• Federal tax credits and deductions can help. Many upper-income families are eligible for the federal education tax credit and deduction. The tax credit is available to households with adjusted gross incomes (AGI) as high as $180,000. In fact, 21 percent of tax credit dollars went to households with AGIs higher than $100,000, and 57 percent of tax deduction dollars went to households with AGIs between $100,000 and $160,000. The tax credit and deduction on average are worth $1,330.
• College loans. According to the Institute for College Access and Success, 71 percent of college graduates compile an average debt of $29,400. Indiana is below the national averages, with 64 percent of graduates holding average debt of $27,886.
Just as you should not commit to a large mortgage for a house you cannot afford, you also should borrow wisely for college. According to the Indiana Commission for Higher Education (www.learnmore.org), total college loan debt should not exceed the student’s expected first-year salary.
Lower your debt further by earning your degree in four years (or less). The average student loan per school year is $4,900. A student who graduates in four years would have student loan debt of $19,600 (33 percent lower than the national average).

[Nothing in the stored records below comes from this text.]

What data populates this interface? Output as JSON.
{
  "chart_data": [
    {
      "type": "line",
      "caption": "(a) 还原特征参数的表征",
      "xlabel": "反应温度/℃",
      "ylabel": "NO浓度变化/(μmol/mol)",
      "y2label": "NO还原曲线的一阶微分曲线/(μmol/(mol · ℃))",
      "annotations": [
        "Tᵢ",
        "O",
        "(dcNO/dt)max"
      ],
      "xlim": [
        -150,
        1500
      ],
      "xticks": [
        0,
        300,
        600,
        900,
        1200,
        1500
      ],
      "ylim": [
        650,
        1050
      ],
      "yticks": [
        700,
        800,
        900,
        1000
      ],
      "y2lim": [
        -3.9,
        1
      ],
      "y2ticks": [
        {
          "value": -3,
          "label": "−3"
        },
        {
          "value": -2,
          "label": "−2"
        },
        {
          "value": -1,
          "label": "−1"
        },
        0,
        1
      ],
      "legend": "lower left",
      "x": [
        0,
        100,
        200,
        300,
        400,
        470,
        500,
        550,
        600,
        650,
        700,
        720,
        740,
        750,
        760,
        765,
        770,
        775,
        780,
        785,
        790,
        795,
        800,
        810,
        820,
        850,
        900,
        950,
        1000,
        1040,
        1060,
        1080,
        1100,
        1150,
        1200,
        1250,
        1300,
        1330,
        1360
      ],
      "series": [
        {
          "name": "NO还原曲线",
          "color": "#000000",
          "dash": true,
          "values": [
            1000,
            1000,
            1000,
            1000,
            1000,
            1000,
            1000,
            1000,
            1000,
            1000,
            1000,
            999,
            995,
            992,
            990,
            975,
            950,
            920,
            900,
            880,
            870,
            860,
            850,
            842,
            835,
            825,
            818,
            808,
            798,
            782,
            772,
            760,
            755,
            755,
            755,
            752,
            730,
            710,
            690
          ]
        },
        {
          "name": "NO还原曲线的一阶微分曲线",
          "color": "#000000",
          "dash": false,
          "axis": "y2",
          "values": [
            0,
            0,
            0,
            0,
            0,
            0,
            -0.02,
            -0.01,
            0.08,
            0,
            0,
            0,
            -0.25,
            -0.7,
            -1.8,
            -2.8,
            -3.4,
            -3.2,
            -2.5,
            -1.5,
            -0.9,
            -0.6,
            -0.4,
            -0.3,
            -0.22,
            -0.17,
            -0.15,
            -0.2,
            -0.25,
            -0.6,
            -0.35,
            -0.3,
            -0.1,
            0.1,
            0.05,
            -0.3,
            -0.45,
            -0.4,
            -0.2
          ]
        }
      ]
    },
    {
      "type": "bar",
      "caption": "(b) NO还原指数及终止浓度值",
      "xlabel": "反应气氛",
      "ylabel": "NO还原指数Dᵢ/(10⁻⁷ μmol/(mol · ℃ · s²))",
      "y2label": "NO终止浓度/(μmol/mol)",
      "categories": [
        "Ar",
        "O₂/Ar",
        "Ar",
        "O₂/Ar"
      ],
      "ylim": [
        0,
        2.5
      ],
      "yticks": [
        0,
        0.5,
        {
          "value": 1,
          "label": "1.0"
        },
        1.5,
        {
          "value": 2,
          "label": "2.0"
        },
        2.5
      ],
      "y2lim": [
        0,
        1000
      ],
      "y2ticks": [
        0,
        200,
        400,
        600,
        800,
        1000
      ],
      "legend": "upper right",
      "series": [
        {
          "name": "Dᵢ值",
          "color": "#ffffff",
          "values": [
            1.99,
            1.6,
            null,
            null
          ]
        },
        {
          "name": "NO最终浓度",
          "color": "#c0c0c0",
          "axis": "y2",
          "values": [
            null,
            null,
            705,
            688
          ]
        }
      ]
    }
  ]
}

• Two-year public institutions can be an affordable alternative. Two-year schools can help you save money. You can earn an associate degree in two years and then transfer those credits to a four-year school if you choose to pursue a bachelor’s degree. Full-time students in public two-year colleges on average receive enough financial aid to pay for tuition and fees, plus another $1,550 to pay other expenses.
• Search for scholarships. A good place to start: www.triptocollege.org
• Other families have figured this out, and you can, too. Despite financial challenges, the number of students going to college and graduating is rising. Since 2005, the number of undergraduate students has increased by 1.9 million. Between 2001 and 2011, the number of associate degrees awarded increased by 63 percent, and the number of bachelor’s degrees increased by 38 percent.
• The payoff is worth the effort. Median family income for families headed by a four-year college graduate is $101,909, more than double the median income for families headed by a high school graduate.